What's next after Paris Block by Block?

It's been six weeks since Paris Block by Block was released and I've been blown away by the orders and support from all you lovely people. I hope that as you receive your copies you are inspired for your next Parisian adventure.
Since 2021 I have been writing and illustrating my travel books, and they are such a joy to create, but I do have to remind myself to take a step back and enjoy the milestones as they come. To remember to celebrate the release of the books- and not just keep my head down busy working on the next one.
Getting a book published is a huge deal for any author- only 1-2% of books pitched to publishers get published. I’m so lucky that I’ve been able to write and illustrate three books- with more on the way, so I thought it would be fun to answer some of the questions I got asked most frequently at the handful of events that I recently had to celebrate the release of Paris Block by Block.
What is the next book?
I’m busily working on Barcelona Block by Block, and I am very excited about it. It is such a vibrant city with so much history, and I can’t wait to share my favourite bits with you. We are in contract discussions for a further three books as well after this. If sales keep going well I’d love to continue the series until I’ve done all my favourite cities.
I’m also working with my agent on pitching a London Kids book- I’m envisioning part guide book, part activity book (where kids will be able to create maps of how they spent their day in the city) and can’t wait to share more.
Do you visit every place you include in your books?
As much as I wish I could say yes to this, the answer is no, with a big caveat. I do SO much research, and also work with locals to ensure I am including the best of the best. I try to go to as many places as possible but I can’t do it all.
Do you get your research trips paid for?
The short answer is no. Publishers give you an advance for your books (split out into several payments as you reach different milestones, for me these triggers are signing a contract, submitting all the text and illustrations for a books, and the book actually being released).  So when I go on my research trips I am paying for, not expensing, them.
What is your favourite Map in Paris Block by Block?
I LOVE this question, but it is so hard to answer. If I can choose one from each section I would say Patisseries, Rue de Bac, Paris in Spring, and Impressionist Paris.

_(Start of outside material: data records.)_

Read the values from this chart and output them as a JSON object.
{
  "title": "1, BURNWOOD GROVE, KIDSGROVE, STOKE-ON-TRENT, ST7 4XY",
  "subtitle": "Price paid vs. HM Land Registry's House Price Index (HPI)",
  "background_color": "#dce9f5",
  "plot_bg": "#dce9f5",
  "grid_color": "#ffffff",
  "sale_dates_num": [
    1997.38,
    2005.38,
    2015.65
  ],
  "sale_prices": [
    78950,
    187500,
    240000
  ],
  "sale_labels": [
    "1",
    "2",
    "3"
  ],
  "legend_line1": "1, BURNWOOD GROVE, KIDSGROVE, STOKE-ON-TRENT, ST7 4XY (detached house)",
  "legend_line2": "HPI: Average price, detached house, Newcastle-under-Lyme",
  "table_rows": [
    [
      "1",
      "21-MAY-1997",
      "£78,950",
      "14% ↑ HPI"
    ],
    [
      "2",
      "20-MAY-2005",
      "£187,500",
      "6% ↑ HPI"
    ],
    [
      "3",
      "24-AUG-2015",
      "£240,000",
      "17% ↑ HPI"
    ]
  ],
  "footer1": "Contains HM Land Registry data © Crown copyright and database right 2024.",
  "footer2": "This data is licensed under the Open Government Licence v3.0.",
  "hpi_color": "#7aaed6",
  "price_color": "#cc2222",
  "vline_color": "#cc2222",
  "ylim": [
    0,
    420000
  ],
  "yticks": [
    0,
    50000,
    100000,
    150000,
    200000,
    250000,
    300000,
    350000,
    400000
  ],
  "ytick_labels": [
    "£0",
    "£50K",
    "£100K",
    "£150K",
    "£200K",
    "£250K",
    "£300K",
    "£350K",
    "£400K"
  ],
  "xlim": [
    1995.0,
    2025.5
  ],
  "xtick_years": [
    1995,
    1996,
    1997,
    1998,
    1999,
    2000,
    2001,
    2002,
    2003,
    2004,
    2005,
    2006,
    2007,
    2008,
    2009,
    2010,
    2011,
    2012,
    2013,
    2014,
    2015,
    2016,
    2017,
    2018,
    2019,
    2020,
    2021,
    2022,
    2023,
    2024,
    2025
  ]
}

But I have a soft sport in my heart for each and every map I’ve created.
Thoughts on Being a Tourist: Is It Better to Blend in or standout?
Tourism isn’t about blending in or fitting a mould; it’s about experiencing other cultures and ways of living. Humans are naturally curious, and tourism is an extension of that curiosity.
In our daily lives, we stay within our comfort zones, but as tourists, we experience life differently. The joy of discovering a new place, a charming street, a piece of art, or a delicious meal are the moments we cherish.
How to scratch the travel itch when you don’t have any upcoming trips?
One of the biggest truths is that when things are readily available on your doorstep you tend to not do them.
Look for small opportunities to enjoy your local area- and treat weekends with a vacation mindset. I have a running list of weekend activities, from restaurants to try, bakeries to visit, national trust sites, and local festivals. When we have a free weekend, we pick an item off the list. Some ideas that could apply to any city,
-Ice cream crawl, visit a handful of ice cream places with a friend and pick your favourite flavour.
-A long walk in a new neighbourhood.
-Visit a bookstore you’ve never been to before.
Top tips for planning a great holiday?
  1. Leave Room for the Unexpected: Some of the best experiences happen spontaneously.
  2. Explore Off the Beaten Path: Venture a street or two away from main areas to find hidden gems. Some of my favourite bakeries/shops/restaurants are in very central areas, but a street or two off THE MAIN streets.
  3. Ask Locals for Recommendations: Simple conversations with baristas or shop assistants can lead to amazing finds.
  4. Do Some Research, But Stay Flexible: Set aside extra time to explore new areas beyond your itinerary.
  5. Plan According to Interests: Tailor your trip to your and your group's interests, be it food, art, historic sights, etc.
  6. Do the Legwork: Make lists and group activities by area. Include more than you can do in a day, allowing flexibility based on your mood/energy/hunger/group dynamics.